As a direct result from this project, Rogers and Gullickson are conducting a preliminary follow-up experiment in the summer of 2021 to determine whether interplanting plants with SWD repellent compounds reduces infestation. Knowledge gained from this SARE Graduate Student Grant was used to help inform two additional grant proposals: USDA CPPM Developing Ecological-Based Pest Management for Lygus lineolaris and Drosophila suzukii in Small fruit in the Upper Midwest. Submitted spring 2021 and NC SARE R&E Advancing Sustainable Management Techniques for Spotted-Wing Drosophila in Strawberries in Minnesota.
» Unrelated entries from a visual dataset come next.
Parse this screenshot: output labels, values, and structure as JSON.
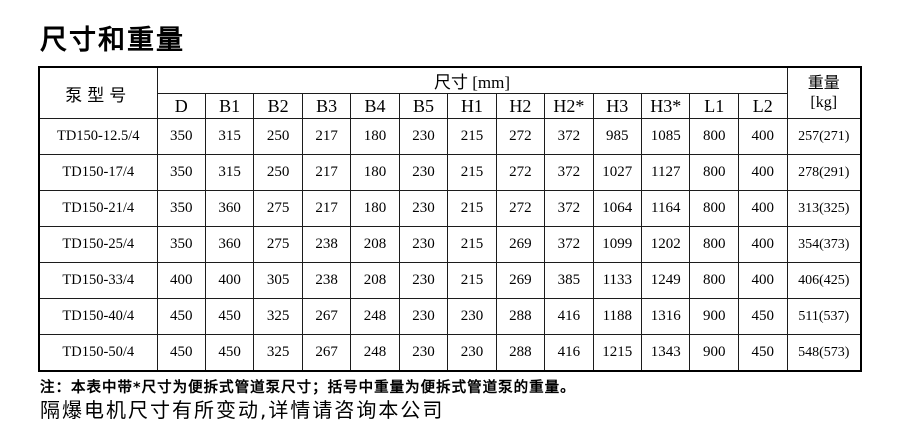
{
  "title": "尺寸和重量",
  "table": {
    "model_header": "泵型号",
    "dims_group_header": "尺寸 [mm]",
    "weight_header_line1": "重量",
    "weight_header_line2": "[kg]",
    "dim_headers": [
      "D",
      "B1",
      "B2",
      "B3",
      "B4",
      "B5",
      "H1",
      "H2",
      "H2*",
      "H3",
      "H3*",
      "L1",
      "L2"
    ],
    "rows": [
      {
        "model": "TD150-12.5/4",
        "values": [
          "350",
          "315",
          "250",
          "217",
          "180",
          "230",
          "215",
          "272",
          "372",
          "985",
          "1085",
          "800",
          "400"
        ],
        "weight": "257(271)"
      },
      {
        "model": "TD150-17/4",
        "values": [
          "350",
          "315",
          "250",
          "217",
          "180",
          "230",
          "215",
          "272",
          "372",
          "1027",
          "1127",
          "800",
          "400"
        ],
        "weight": "278(291)"
      },
      {
        "model": "TD150-21/4",
        "values": [
          "350",
          "360",
          "275",
          "217",
          "180",
          "230",
          "215",
          "272",
          "372",
          "1064",
          "1164",
          "800",
          "400"
        ],
        "weight": "313(325)"
      },
      {
        "model": "TD150-25/4",
        "values": [
          "350",
          "360",
          "275",
          "238",
          "208",
          "230",
          "215",
          "269",
          "372",
          "1099",
          "1202",
          "800",
          "400"
        ],
        "weight": "354(373)"
      },
      {
        "model": "TD150-33/4",
        "values": [
          "400",
          "400",
          "305",
          "238",
          "208",
          "230",
          "215",
          "269",
          "385",
          "1133",
          "1249",
          "800",
          "400"
        ],
        "weight": "406(425)"
      },
      {
        "model": "TD150-40/4",
        "values": [
          "450",
          "450",
          "325",
          "267",
          "248",
          "230",
          "230",
          "288",
          "416",
          "1188",
          "1316",
          "900",
          "450"
        ],
        "weight": "511(537)"
      },
      {
        "model": "TD150-50/4",
        "values": [
          "450",
          "450",
          "325",
          "267",
          "248",
          "230",
          "230",
          "288",
          "416",
          "1215",
          "1343",
          "900",
          "450"
        ],
        "weight": "548(573)"
      }
    ]
  },
  "notes": {
    "line1": "注：本表中带*尺寸为便拆式管道泵尺寸；括号中重量为便拆式管道泵的重量。",
    "line2": "隔爆电机尺寸有所变动,详情请咨询本公司"
  },
  "colors": {
    "text": "#000000",
    "border": "#1c1c1c",
    "background": "#ffffff"
  }
}
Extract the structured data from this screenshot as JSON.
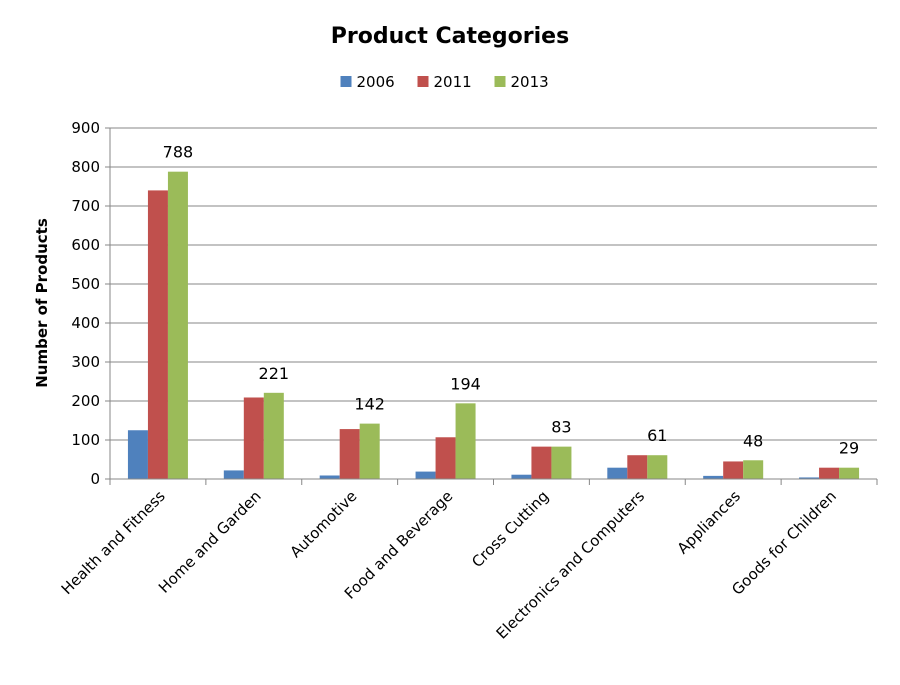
{
  "chart_data": {
    "type": "bar",
    "title": "Product Categories",
    "xlabel": "",
    "ylabel": "Number of Products",
    "ylim": [
      0,
      900
    ],
    "yticks": [
      0,
      100,
      200,
      300,
      400,
      500,
      600,
      700,
      800,
      900
    ],
    "grid": true,
    "legend_position": "top",
    "categories": [
      "Health and Fitness",
      "Home and Garden",
      "Automotive",
      "Food and Beverage",
      "Cross Cutting",
      "Electronics and Computers",
      "Appliances",
      "Goods for Children"
    ],
    "series": [
      {
        "name": "2006",
        "color": "#4F81BD",
        "values": [
          125,
          22,
          9,
          19,
          11,
          29,
          8,
          4
        ]
      },
      {
        "name": "2011",
        "color": "#C0504D",
        "values": [
          740,
          209,
          128,
          107,
          83,
          61,
          45,
          29
        ]
      },
      {
        "name": "2013",
        "color": "#9BBB59",
        "values": [
          788,
          221,
          142,
          194,
          83,
          61,
          48,
          29
        ]
      }
    ],
    "data_labels": {
      "series": "2013",
      "values": [
        "788",
        "221",
        "142",
        "194",
        "83",
        "61",
        "48",
        "29"
      ]
    }
  }
}
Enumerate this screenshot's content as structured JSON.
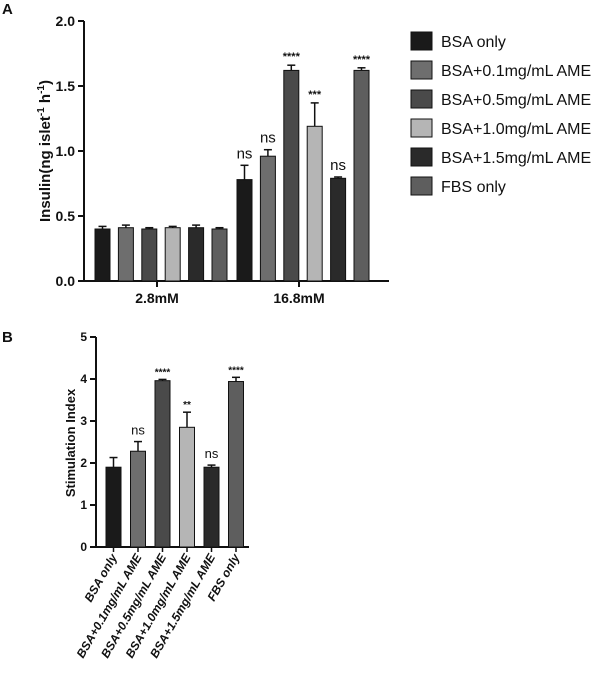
{
  "panels": {
    "a_label": "A",
    "b_label": "B"
  },
  "colors": {
    "BSA only": "#1a1a1a",
    "BSA+0.1mg/mL AME": "#6e6e6e",
    "BSA+0.5mg/mL AME": "#4a4a4a",
    "BSA+1.0mg/mL AME": "#b5b5b5",
    "BSA+1.5mg/mL AME": "#2a2a2a",
    "FBS only": "#5e5e5e"
  },
  "chart_data": [
    {
      "type": "bar",
      "panel": "A",
      "title": "",
      "xlabel": "",
      "ylabel": "Insulin(ng islet-1 h-1)",
      "ylabel_parts": {
        "base": "Insulin(ng islet",
        "sup1": "-1",
        "mid": " h",
        "sup2": "-1",
        "end": ")"
      },
      "ylim": [
        0,
        2.0
      ],
      "yticks": [
        "0.0",
        "0.5",
        "1.0",
        "1.5",
        "2.0"
      ],
      "categories": [
        "2.8mM",
        "16.8mM"
      ],
      "legend_position": "right",
      "series": [
        {
          "name": "BSA only",
          "values": [
            0.4,
            0.78
          ],
          "errors": [
            0.02,
            0.11
          ],
          "sig": [
            "",
            "ns"
          ]
        },
        {
          "name": "BSA+0.1mg/mL AME",
          "values": [
            0.41,
            0.96
          ],
          "errors": [
            0.02,
            0.05
          ],
          "sig": [
            "",
            "ns"
          ]
        },
        {
          "name": "BSA+0.5mg/mL AME",
          "values": [
            0.4,
            1.62
          ],
          "errors": [
            0.01,
            0.04
          ],
          "sig": [
            "",
            "****"
          ]
        },
        {
          "name": "BSA+1.0mg/mL AME",
          "values": [
            0.41,
            1.19
          ],
          "errors": [
            0.01,
            0.18
          ],
          "sig": [
            "",
            "***"
          ]
        },
        {
          "name": "BSA+1.5mg/mL AME",
          "values": [
            0.41,
            0.79
          ],
          "errors": [
            0.02,
            0.01
          ],
          "sig": [
            "",
            "ns"
          ]
        },
        {
          "name": "FBS only",
          "values": [
            0.4,
            1.62
          ],
          "errors": [
            0.01,
            0.02
          ],
          "sig": [
            "",
            "****"
          ]
        }
      ]
    },
    {
      "type": "bar",
      "panel": "B",
      "title": "",
      "xlabel": "",
      "ylabel": "Stimulation Index",
      "ylim": [
        0,
        5
      ],
      "yticks": [
        "0",
        "1",
        "2",
        "3",
        "4",
        "5"
      ],
      "categories": [
        "BSA only",
        "BSA+0.1mg/mL AME",
        "BSA+0.5mg/mL AME",
        "BSA+1.0mg/mL AME",
        "BSA+1.5mg/mL AME",
        "FBS only"
      ],
      "values": [
        1.9,
        2.28,
        3.96,
        2.85,
        1.9,
        3.94
      ],
      "errors": [
        0.23,
        0.23,
        0.03,
        0.36,
        0.05,
        0.1
      ],
      "sig": [
        "",
        "ns",
        "****",
        "**",
        "ns",
        "****"
      ]
    }
  ]
}
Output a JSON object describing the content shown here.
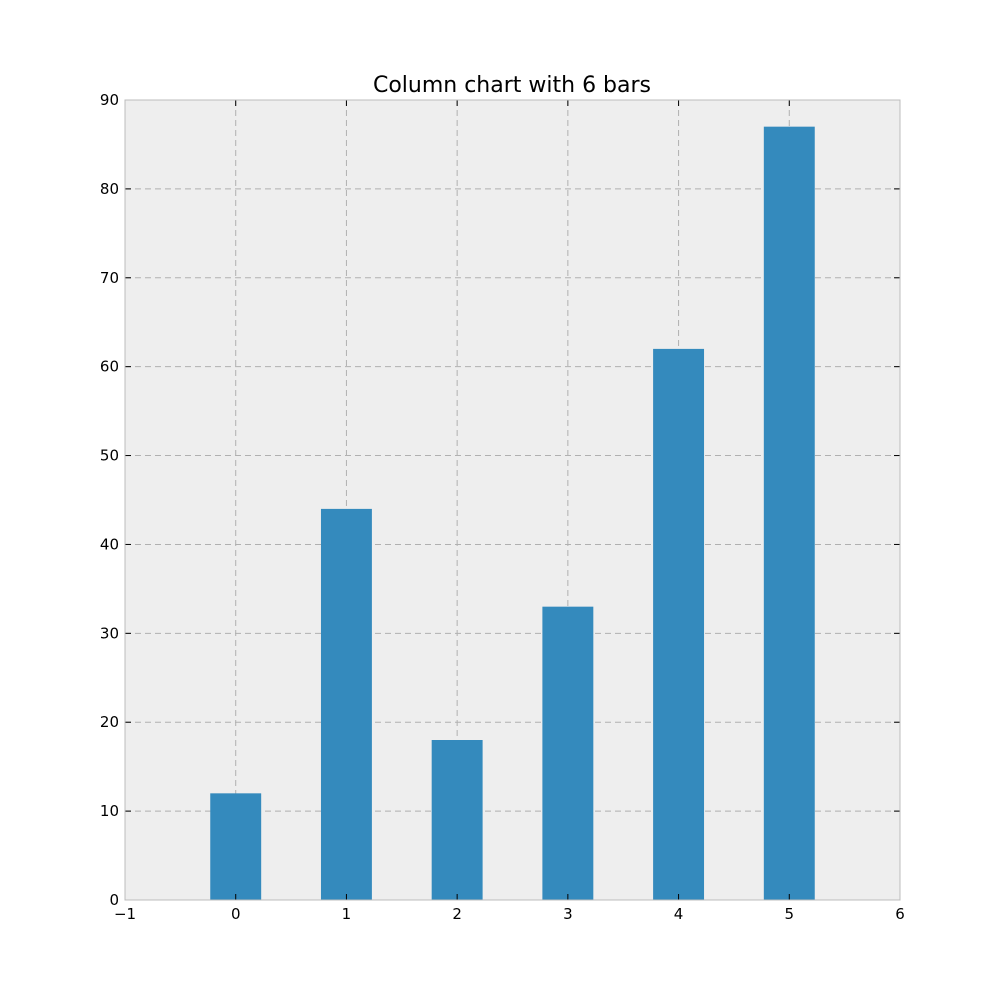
{
  "chart_data": {
    "type": "bar",
    "title": "Column chart with 6 bars",
    "xlabel": "",
    "ylabel": "",
    "x": [
      0,
      1,
      2,
      3,
      4,
      5
    ],
    "values": [
      12,
      44,
      18,
      33,
      62,
      87
    ],
    "xlim": [
      -1,
      6
    ],
    "ylim": [
      0,
      90
    ],
    "xticks": [
      -1,
      0,
      1,
      2,
      3,
      4,
      5,
      6
    ],
    "xtick_labels": [
      "−1",
      "0",
      "1",
      "2",
      "3",
      "4",
      "5",
      "6"
    ],
    "yticks": [
      0,
      10,
      20,
      30,
      40,
      50,
      60,
      70,
      80,
      90
    ],
    "ytick_labels": [
      "0",
      "10",
      "20",
      "30",
      "40",
      "50",
      "60",
      "70",
      "80",
      "90"
    ],
    "grid": true,
    "colors": {
      "bar": "#348abd",
      "plot_background": "#eeeeee"
    }
  }
}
Submitted spring 2021.

Although it is too early to know the extent that growers will utilize this research, the high amount of attendees at virtual conferences this year indicates that growers are interested in learning about IPM and sustainably managing SWD. We also hope that this study will lead to an increase in regional production of small fruit, the supply of local small fruit, and the profits for growers while reducing the amount of pesticide applied to the fruit.

Knowledge Gained:

The expected outcomes of this project were to share information on SWD identification and damage assessment, SWD monitoring, the biology and behavior of SWD, and methods for integrating botanical repellents pest management plans for SWD with farmers and researchers. Through our education and outreach activities, we engaged more than 173 participants, although some of these may have been repeat views. We were unfortunately unable to hire and train an undergraduate researcher or conduct on-farm demonstrations due to the COVID-19 pandemic, which limited our outreach efforts to some extent. From a research perspective, we learned about the efficacy of botanical repellents at preventing SWD damage which will be extremely useful in guiding future applied research on SWD behavior and IPM.

Any opinions, findings, conclusions, or recommendations expressed in this publication are those of the author(s) and do not necessarily reflect the view of the U.S. Department of Agriculture or SARE.